Этот суровый реалистичный репортаж весь — спрессованная страсть. Вся сцена доведена до нас в шести четких и жестких фразах. Всего лишь несколько слов переносят нас в цирк и режут наш слух «стуком каблуков, тростей, костылей». Банальное сравнение подчеркивает необычность зрелища: инвалиды стояли, «как две стены, лицом друг к другу». Как много трагического пафоса сконцентрировано в этих немногих и внешне безыскусных фразах.

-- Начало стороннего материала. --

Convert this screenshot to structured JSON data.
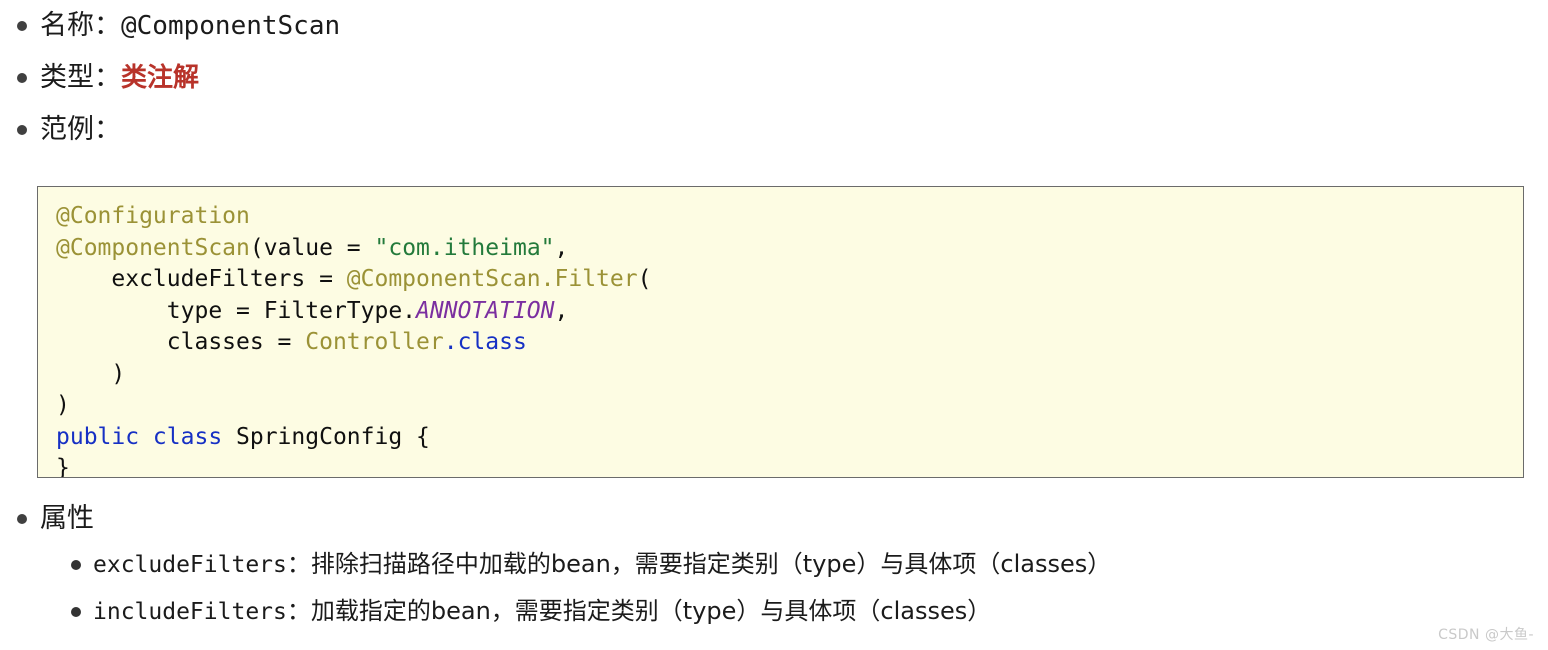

Сарказм, ирония и юмор пронизывают все его произведения. Он выступает против установившегося порядка вещей не только из-за возмущения и теоретического убеждения, но также и из осознания абсурдности этого порядка. Его раз за разом поражают человеческое слабоумие, низость и лицемерие. В «Моей жизни» он вспоминает, как в начале 1917 года в Нью-Йорке русско-американские социалисты реагировали на его пророчество, что русская революция завершится свержением господства как буржуазии, так и царизма:
«Почти каждый, с кем я беседовал, воспринимал мои слова как шутку. На специальном заседании „достойных и самых достойных“ социал-демократов я прочел лекцию, в которой утверждал, что в следующей фазе русской революции пролетарская партия неизбежно придет к власти. Эффект был как от камня, брошенного в лужу, полную кичливых и флегматичных лягушек. Доктор Ингерман, не колеблясь, заявил, что я несведущ в основах политической арифметики и что не стоит тратить и пяти минут на то, чтобы опровергнуть мои бессмысленные сны».